Endoscopic third ventriculostomy (ETV) has become a common alternative for managing hydrocephalus in select patients. Nevertheless, there is still controversy regarding the indications for ETV as the primary procedure, given its variable success rates. The purpose of this study is to review the authors' experience with ETV for a variety of patients.

Methods

A total of 43 children underwent ETV between July 1992 and June 2003. Their medical records, operative reports, and imaging studies, when available, were retrospectively reviewed with regard to outcome, complications, and patency rate. Treatment failure was defined as the need to place a shunt within 4 weeks of performing ETV in the patient.

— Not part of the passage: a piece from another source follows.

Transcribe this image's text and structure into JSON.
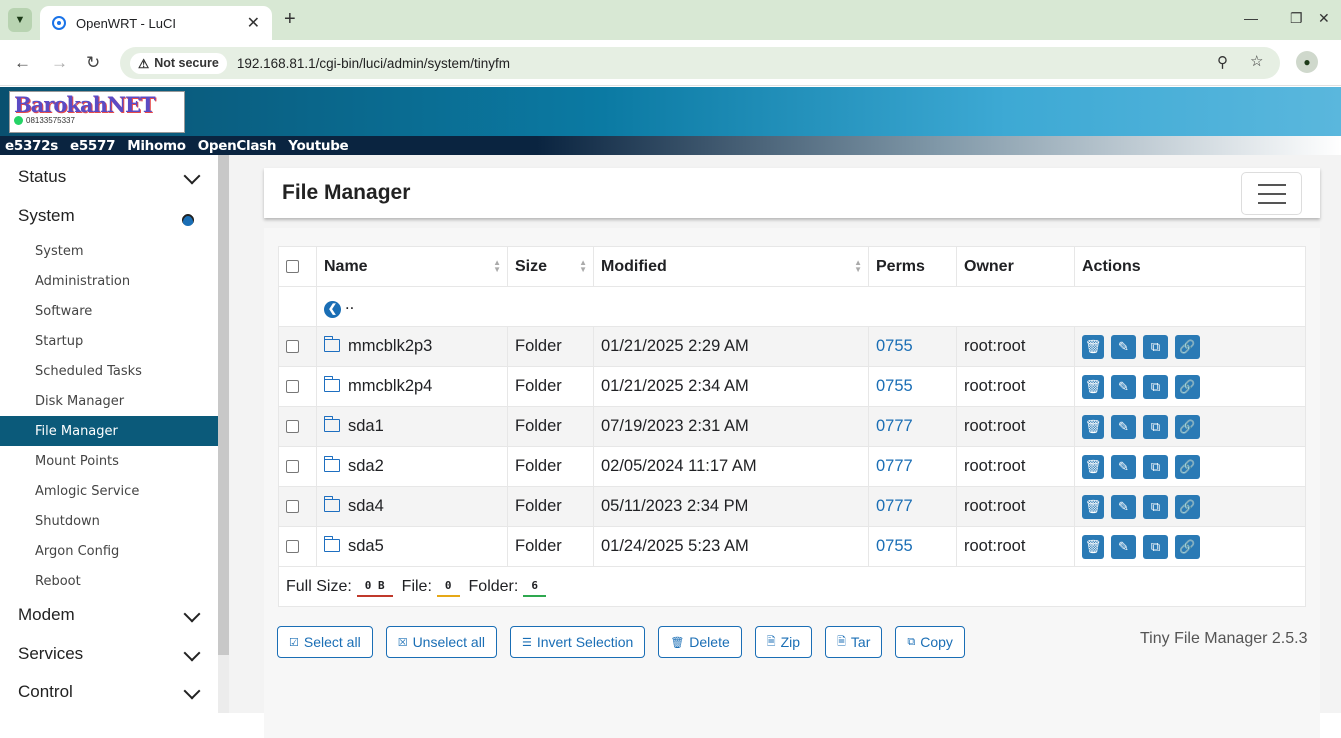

There were 20 male and 23 female patients with a mean age of 9.6 years (range 8 weeks–21 years). The overall success rate was 69.8%, and the mean follow-up duration was 24.6 months. Six patients underwent eight repeated ETVs at a mean interval of 25 months, with a patency rate of 62.5% after the second procedure. Only two surgeries were aborted for anatomical reasons. The highest success rates (100% in each instance) were achieved for obstructive hydrocephalus resulting from midbrain/tectal tumor (four patients) and pineal tumor (three patients).

Conclusions

The ETV procedure is an effective management tool for obstructive hydrocephalus in children. It should be considered the primary procedure, rather than ventriculoperitoneal shunts, in carefully selected children. The success rate is dependent on the origin of the hydrocephalus.